In 1965, nearing the end of his performing career, Bennett accepted the invitation of Faith de Villiers to become ballet master for the dance company of the Performing Arts Council of the Transvaal (Transvaalse Radd vir die Uitvoerende Kunste), in Johannesburg, South Africa. For this company, known as PACT/TRUK Ballet, he staged an evening-length production of Coppélia, in three acts, and a one-act version of Aurora's Wedding (Aurora se Huwelik), incorporating dances from the prologue and the final act of The Sleeping Beauty. He also produced Frederick Ashton's Façade and Les Patineurs for the company, both of which became popular showpieces throughout South Africa. Besides his work as ballet master, he made his last appearances on stage in 1965 as Florimund in Aurora's Wedding, as the Rejected Lover in Audrey King's La Fenêtre, and as Prince Marzipan in Walter Gore's production of Casse Noisette (The Nutcracker).
Upon returning to England in 1966, Bennett worked as ballet master for Western Theatre Ballet (later named the Scottish Ballet) in Bristol until 1969, when he went back to London to be ballet master of Covent Garden Opera Ballet. In 1970, he served as teacher and ballet master for the Icelandic Dance Company (Islenski Dansflokkurinn) in Reykjavik. He then moved to the United States, working as artistic director of several regional companies, including the Twin Cities Ballet in Bloomington, Illinois, and the Scottish-American Ballet in Chattanooga, Tennessee. He took the latter company to the Edinburgh Festival Fringe on several occasions between 1985 and 1995. In the late 1980s, he also worked as artistic director of the Ballet Nacional do Brazil in São Psulo. Throughout these later years, he taught technique classes and staged ballets from the classic repertory for many companies around the world. Some of his productions were criticized as being old-fashioned, but he was highly valued as an inspirational guest teacher, able to impart traditional values to young dance students.
Bennett returned to Scotland in 2001 and settled in a small house just outside Edinburgh. He died in his sleep in 2003, at age seventy-three, in Taynuilt in Argyll, while working on a production of Swan Lake for Ballet West. Among his effects were draft manuscripts for two books: one a biography of Marie Rambert, with whom he felt a special affinity, and the other a monograph on Bournonville's La Sylphide.
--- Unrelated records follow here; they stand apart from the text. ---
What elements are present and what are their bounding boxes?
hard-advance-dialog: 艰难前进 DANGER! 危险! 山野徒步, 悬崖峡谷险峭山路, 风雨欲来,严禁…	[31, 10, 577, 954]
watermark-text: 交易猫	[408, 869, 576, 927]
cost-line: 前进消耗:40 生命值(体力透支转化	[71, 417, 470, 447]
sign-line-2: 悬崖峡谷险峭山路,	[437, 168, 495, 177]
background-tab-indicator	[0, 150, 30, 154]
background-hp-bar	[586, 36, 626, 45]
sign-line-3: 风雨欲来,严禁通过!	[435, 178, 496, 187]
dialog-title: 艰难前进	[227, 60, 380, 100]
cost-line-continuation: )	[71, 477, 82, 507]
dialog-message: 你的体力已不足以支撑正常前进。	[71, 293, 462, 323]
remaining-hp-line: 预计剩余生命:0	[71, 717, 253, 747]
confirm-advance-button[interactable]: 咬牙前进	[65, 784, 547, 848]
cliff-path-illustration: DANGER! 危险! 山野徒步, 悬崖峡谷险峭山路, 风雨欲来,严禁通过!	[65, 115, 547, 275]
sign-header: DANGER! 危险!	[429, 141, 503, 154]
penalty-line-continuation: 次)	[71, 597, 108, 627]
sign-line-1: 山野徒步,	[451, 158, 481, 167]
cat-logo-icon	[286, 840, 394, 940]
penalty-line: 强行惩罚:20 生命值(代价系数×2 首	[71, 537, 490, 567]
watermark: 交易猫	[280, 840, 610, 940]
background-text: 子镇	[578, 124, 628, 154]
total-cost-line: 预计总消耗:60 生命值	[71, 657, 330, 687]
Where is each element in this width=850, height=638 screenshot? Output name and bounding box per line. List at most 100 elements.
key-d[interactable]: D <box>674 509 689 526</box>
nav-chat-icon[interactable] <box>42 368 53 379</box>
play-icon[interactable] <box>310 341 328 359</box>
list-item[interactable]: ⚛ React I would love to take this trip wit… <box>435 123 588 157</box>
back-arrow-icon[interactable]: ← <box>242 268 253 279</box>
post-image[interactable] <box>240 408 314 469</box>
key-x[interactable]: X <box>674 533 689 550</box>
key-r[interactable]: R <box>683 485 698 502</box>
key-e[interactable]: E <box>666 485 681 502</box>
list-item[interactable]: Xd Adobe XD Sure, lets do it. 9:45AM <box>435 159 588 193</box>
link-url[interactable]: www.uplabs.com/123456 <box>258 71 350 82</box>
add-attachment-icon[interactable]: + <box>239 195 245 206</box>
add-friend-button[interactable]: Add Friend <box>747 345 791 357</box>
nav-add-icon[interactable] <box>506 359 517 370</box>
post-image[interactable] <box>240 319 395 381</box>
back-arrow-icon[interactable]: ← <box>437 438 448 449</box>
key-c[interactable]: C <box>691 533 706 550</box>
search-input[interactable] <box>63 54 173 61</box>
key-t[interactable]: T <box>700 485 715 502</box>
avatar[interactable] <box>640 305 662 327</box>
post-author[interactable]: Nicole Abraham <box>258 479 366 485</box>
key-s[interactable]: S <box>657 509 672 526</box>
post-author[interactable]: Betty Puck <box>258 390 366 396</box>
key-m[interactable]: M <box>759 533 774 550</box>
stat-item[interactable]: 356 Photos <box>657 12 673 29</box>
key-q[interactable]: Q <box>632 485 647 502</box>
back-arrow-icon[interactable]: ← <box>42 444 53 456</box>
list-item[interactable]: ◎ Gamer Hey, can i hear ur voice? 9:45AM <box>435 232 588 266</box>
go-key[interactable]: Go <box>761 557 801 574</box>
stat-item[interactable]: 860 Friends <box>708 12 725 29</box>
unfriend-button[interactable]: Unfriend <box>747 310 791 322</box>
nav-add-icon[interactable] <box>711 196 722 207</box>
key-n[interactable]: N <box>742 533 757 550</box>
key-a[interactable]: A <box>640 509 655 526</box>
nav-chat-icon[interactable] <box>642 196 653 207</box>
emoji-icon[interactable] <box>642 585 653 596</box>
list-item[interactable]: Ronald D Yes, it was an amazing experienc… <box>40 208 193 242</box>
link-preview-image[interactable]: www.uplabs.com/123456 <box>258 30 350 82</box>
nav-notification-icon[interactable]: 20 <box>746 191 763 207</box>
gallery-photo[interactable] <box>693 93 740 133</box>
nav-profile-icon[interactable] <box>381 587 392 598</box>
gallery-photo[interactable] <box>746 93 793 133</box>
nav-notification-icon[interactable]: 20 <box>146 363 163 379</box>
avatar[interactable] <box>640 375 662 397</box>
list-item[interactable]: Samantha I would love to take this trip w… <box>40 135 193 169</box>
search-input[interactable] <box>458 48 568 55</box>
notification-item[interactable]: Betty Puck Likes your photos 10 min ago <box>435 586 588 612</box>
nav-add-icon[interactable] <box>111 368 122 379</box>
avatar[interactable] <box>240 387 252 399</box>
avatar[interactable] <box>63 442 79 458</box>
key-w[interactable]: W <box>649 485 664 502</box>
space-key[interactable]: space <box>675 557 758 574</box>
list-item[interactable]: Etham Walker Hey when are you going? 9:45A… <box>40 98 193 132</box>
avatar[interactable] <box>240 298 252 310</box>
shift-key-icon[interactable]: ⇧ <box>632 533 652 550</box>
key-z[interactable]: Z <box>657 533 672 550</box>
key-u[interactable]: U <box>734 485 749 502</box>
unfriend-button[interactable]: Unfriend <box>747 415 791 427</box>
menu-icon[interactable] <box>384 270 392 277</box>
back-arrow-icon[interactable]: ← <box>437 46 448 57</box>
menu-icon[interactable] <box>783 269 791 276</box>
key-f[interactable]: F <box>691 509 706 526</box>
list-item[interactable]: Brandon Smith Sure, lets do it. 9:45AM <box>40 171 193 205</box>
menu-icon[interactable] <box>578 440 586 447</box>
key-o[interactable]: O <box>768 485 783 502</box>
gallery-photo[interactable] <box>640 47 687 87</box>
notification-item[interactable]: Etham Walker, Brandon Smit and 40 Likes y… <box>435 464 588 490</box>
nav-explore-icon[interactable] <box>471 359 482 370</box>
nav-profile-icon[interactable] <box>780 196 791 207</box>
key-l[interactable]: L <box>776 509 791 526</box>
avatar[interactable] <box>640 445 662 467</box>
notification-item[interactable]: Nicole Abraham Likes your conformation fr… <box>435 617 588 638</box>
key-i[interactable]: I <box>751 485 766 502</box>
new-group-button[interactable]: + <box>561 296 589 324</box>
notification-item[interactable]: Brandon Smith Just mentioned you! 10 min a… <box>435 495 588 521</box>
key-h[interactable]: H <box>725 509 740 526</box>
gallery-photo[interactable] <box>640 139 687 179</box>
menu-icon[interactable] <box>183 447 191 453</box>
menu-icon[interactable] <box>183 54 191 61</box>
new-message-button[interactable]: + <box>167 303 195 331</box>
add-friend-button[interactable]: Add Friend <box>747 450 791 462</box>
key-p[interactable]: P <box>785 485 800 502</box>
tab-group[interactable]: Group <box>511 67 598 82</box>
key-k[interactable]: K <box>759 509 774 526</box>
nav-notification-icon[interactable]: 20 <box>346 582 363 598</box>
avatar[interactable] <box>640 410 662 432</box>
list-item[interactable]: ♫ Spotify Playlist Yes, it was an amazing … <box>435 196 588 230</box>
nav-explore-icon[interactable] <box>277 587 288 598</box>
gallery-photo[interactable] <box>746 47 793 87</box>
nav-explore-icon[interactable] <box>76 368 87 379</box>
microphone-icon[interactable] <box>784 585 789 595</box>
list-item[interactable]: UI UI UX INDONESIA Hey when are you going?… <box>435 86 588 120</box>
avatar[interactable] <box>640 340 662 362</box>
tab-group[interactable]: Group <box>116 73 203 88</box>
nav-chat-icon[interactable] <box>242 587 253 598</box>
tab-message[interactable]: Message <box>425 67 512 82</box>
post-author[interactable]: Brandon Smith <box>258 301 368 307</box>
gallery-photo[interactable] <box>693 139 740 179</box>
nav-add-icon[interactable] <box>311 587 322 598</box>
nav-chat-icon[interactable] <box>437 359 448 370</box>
He had for many years been interested in the background of this romantic tale of a Scottish farmer, James Ruben, who abandons his rural sweetheart to pursue an illusion of beauty in the form of a woodland spirit. Cursed by a witch for his infidelity, James unwittingly causes the death of the sylphide and is left alone, heartbroken, in the shadowy forest. In the distance, a wedding procession reminds him of reality and the happy life he might have had.